Just over a week ago, Fine, 58, agreed to permanently surrender his law license, which means he no longer can practice law in the United States.
One woman told authorities she thought Fine hypnotized her numerous times on the phone and during meetings in his office and at conference rooms at the Lorain County Justice Center. She said she hired Fine in February 2013 for a custody dispute.
The woman decided to record phone conversations with Fine.
According to a motion filed by the Lorain County Bar Association, Fine used sexually explicit language during the calls, which ended with Fine and the woman discussing legal matters. She then took the recordings to Sheffield Lake police. According to the motion, she told investigators she didn’t go to police earlier because she feared not being taken seriously.

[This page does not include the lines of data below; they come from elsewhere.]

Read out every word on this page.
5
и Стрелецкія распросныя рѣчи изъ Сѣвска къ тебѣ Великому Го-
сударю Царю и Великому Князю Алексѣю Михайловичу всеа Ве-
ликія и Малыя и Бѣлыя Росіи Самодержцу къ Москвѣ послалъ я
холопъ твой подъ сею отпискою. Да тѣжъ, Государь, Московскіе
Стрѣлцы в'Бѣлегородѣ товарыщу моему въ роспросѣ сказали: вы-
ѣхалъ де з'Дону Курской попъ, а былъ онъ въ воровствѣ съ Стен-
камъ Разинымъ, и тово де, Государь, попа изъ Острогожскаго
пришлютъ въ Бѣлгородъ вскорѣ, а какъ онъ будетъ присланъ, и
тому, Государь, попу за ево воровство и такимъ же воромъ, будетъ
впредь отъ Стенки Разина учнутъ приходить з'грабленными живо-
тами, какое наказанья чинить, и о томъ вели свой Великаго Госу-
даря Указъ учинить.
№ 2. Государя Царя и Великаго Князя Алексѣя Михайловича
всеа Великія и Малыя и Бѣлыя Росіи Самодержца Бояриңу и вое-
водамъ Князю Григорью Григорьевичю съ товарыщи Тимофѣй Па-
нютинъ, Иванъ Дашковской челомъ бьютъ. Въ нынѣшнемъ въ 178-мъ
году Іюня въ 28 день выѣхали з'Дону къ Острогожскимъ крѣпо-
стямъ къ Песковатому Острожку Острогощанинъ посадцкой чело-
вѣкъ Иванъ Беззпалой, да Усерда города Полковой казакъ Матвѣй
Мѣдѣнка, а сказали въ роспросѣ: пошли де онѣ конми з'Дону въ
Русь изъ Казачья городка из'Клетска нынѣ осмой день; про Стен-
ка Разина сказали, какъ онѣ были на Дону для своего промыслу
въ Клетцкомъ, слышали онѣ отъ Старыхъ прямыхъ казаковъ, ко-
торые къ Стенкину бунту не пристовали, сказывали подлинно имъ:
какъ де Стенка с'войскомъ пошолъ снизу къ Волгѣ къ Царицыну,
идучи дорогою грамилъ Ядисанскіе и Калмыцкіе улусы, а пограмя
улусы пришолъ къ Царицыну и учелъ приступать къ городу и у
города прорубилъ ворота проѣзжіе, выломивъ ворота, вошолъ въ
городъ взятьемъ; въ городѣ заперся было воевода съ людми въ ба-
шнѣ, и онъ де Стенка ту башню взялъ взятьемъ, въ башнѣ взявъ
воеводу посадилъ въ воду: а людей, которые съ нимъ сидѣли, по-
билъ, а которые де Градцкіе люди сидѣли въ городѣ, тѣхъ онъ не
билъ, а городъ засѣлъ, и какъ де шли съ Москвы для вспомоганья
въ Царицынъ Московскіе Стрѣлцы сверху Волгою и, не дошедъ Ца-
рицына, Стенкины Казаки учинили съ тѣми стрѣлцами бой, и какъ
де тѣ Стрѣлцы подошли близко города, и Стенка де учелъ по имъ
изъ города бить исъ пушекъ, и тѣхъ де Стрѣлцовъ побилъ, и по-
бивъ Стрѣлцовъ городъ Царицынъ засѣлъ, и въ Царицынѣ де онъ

Police officers and investigators from the county prosecutor’s office wired the woman with video and audio recording equipment for a meeting in Fine’s office last November, the motion said. Investigators said they entered the room when Fine began discussing sex acts.
A second woman, who hired Fine in September to represent her in a divorce, told investigators that Fine discussed relaxation and meditation techniques during their first meeting and suspected that he tried to hypnotize her. The same thing happened in their next three meetings and afterward, according to the motion, the woman felt as if she’d lost time.
The second woman went to Fine’s former law firm in early November when she learned he had not filed any paperwork in her case.
She told authorities that when she learned Fine was no longer with that firm, she told an attorney about her suspicions. The attorney advised her to contact authorities.